Question: If T-Mobile says it can't be ported, am I dead in the water? Is there another method that might work?
It's not that big of a deal if I can't. We rarely use our landline anyway (basically, just to receive telemarketing calls, ha-ha). Which is why I got the OBi, since I'd rather pay 0$ for phone service.
CoalMinerRetired:
I'm not sure there's a clear answer to your question one can give on here. A few pointers, though.
One point is VoIP phone numbers have different regulatory rules for porting than landline numbers. See here on DSL Reports for an old explanation. Note that was in 2005 and the FCC has since changed the rules to include VoIP numbers in "LNP", as I understand it not all of them and slightly different rules than apply to landline #s.
What I'd suggest is first, determine if GV works for numbers local to your telco switch. More exactly, local to the "telco switch" which serves your NXX prefix number (format NPA-NXX-1234). Search for bandwidth.com and google voice, and you'll get an explanation. Determine your NXX/prefix and telco switch from these two sources, 1 and 2.

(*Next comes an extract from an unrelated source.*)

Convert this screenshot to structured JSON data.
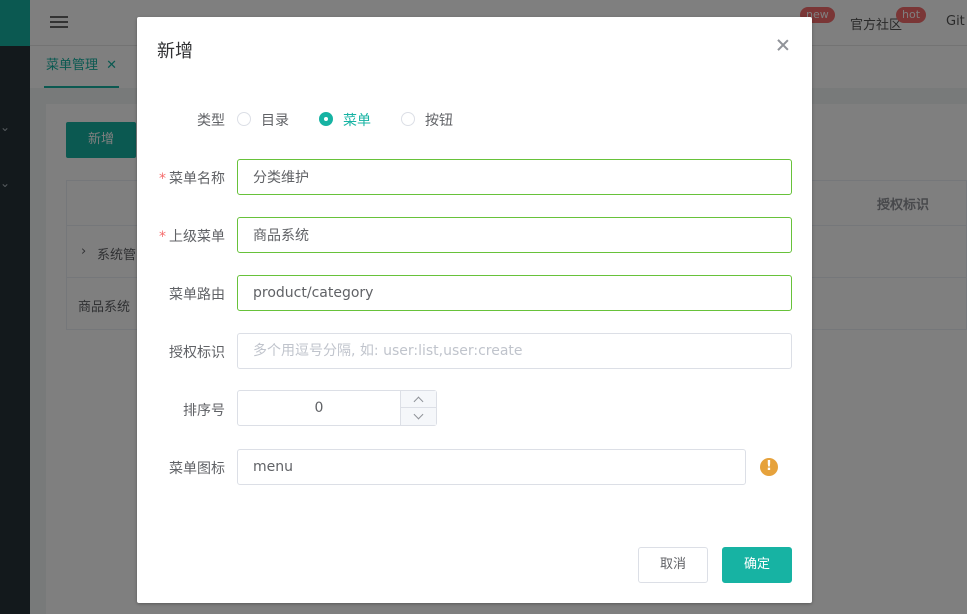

If above looks doable, then see if there's an third party like T-Mobile that is the leapfrog provider you port your number to before porting into GV.
As you found out you can't go from Time Warner to T-Mobile. Can you port to anybody else? Are any of those anybody else entities that GV allows porting in from? The somewhat opaque list of what mobile providers who can port into GV is here.
SteveG:
I have a Time Warner land-line. It is portable to T-Mobile and is then portable from T-Mobile to OBI from what I've read. My question is at some point do I have to tell Time Warner I am dropping them or does the porting of the number to T-Mobile do that? Thanks in advance... Steve
JeffW:
@CoalMinerRetired -- I went and checked Sprint's portability checker and my landline is reported as port-able to Sprint. I probably should have checked that after my T-mobile attempt, but I assumed that the portability wasn't reliant on the carrier one is porting it to. Obihai's support pages direct one to T-Mobile so I went that direction off the bat. Anybody know why T-mobile won't port it, but Sprint will?
Since I have Sprint as my cell carrier, I assume they will likely help me port my landline to my Sprint account. Anyone have experience doing this with Sprint?
@Steve -- when I looked through Sprint's FAQ on the porting, they mentioned that the transfer will automatically deactivate the number with your old service provider, but they made it clear that you do NOT deactivate your account until the porting of the number has been completed. If your account with your old service provider is canceled before that happens, the number will no longer be available to transfer. I would assume, then, that once the porting has been complete, only then should you cancel your account with Time Warner.